The case is one of thousands of Florida’s so-called Engle progeny lawsuits against the nation’s tobacco companies. They stem from a 2006 Florida Supreme Court decision decertifying Engle v. Liggett Group Inc., a class-action tobacco suit originally filed in 1994. Although the state’s supreme court ruled that Engle-progeny cases must be tried individually, it found plaintiffs could rely on certain jury findings in the original case, including the determination that tobacco companies had placed a dangerous, addictive product on the market and had conspired to hide the dangers of smoking through much of the 20th century.
To be considered part of the class entitled to damages, however, plaintiffs must prove at a minimum that the smoker at the heart of their case suffered from nicotine addiction that caused a smoking-related disease such as lung cancer.
The nine-day trial focused largely on whether Cohen was addicted to cigarettes and what link any addiction played to her cancer.
During Thursday’s closings Alvarez argued expert testimony, combined with Cohen’s own smoking history proved she was hooked on cigarettes.
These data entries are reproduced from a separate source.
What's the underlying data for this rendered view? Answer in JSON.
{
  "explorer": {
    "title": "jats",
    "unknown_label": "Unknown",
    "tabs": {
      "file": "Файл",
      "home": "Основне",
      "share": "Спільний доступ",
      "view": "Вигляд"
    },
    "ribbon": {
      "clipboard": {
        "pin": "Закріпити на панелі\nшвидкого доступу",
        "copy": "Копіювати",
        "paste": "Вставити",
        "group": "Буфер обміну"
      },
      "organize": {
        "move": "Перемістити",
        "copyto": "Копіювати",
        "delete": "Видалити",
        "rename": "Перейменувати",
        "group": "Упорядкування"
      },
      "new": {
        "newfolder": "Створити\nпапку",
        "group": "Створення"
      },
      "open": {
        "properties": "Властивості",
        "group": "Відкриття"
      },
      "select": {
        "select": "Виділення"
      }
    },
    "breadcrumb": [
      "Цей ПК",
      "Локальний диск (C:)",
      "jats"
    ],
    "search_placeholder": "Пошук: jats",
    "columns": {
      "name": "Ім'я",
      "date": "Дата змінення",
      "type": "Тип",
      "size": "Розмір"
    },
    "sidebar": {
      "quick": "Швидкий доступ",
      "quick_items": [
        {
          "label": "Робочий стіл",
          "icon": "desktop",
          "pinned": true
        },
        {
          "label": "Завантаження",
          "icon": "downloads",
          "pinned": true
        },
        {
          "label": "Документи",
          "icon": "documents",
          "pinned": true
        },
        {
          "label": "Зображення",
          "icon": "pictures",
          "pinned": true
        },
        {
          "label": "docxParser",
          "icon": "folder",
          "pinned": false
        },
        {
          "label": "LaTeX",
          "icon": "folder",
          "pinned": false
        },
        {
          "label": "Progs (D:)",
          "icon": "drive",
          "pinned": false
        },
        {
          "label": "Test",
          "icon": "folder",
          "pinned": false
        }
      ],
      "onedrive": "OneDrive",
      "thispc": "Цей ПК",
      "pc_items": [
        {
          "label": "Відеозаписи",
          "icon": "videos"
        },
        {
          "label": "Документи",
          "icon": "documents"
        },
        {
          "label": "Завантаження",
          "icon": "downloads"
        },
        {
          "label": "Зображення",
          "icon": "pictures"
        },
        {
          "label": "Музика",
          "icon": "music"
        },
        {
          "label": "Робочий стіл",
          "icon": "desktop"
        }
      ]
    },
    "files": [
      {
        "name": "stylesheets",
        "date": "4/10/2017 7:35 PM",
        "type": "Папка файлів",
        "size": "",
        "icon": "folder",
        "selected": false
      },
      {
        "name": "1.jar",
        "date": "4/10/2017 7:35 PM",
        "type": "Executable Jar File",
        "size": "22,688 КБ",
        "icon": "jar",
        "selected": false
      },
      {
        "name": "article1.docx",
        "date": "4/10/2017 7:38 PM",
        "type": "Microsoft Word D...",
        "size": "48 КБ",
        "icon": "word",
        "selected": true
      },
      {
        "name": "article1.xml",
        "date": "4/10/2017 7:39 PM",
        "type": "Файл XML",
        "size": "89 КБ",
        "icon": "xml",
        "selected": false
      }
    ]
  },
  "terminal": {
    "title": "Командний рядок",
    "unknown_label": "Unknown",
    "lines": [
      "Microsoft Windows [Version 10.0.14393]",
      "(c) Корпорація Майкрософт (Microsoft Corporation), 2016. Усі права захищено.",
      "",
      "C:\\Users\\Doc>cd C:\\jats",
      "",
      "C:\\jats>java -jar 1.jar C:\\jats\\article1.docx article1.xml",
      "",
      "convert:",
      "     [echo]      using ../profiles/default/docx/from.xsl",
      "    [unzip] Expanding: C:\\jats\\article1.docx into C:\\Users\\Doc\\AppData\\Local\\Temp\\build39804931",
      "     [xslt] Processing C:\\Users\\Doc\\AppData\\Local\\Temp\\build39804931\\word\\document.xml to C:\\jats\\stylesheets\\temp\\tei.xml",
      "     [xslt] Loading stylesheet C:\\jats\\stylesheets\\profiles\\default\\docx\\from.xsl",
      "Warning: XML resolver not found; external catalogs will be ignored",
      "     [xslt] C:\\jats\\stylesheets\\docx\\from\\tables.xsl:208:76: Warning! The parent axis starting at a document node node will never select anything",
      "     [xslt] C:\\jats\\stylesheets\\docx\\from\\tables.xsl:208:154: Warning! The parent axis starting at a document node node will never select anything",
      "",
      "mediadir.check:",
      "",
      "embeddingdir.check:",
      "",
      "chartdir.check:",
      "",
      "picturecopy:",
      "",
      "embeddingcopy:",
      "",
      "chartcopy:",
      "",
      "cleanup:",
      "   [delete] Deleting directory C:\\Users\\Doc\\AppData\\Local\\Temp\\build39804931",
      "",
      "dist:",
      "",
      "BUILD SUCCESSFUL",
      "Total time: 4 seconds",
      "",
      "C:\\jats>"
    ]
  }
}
Alvarez told jurors Cohen would start and end each day with a cigarette, failed in multiple quit attempts, and would sit outside to smoke while her grandchild visited. “If she wasn’t addicted, why would she… have to go outside and smoke a cigarette instead of being next to her grandkids,” Alvarez said, highlighting a photo of Cohen smoking outside while looking through a sliding glass door at her grandchild. “She needed [to smoke], she [was] compelled, she was addicted.”
But King & Spalding's Ray Persons, representing Reynolds, argued Cohen’s own choices, rather than addiction, caused her cancer. Persons reminded jurors Cohen did not try to quit smoking from the 1950s through the 70s and did not quit for a full day until she successfully stopped smoking for good in 1991. And Persons reminded jurors of defense expert testimony that Cohen was not nicotine dependent. “Mrs. Cohen was one of the 50% of daily smokers who are not addicted,” Persons said. “And she had the ability to quit for good throughout her life.”
Email Arlin Crisco at acrisco@ cvn.com.
Mark Cohen is represented by The Alvarez Law Firm’s Alex Alvarez, Philip Holden, and Nick Reyes.
R.J. Reynolds is represented by King & Spalding’s Ray Persons, James Cone, and Scott Edson.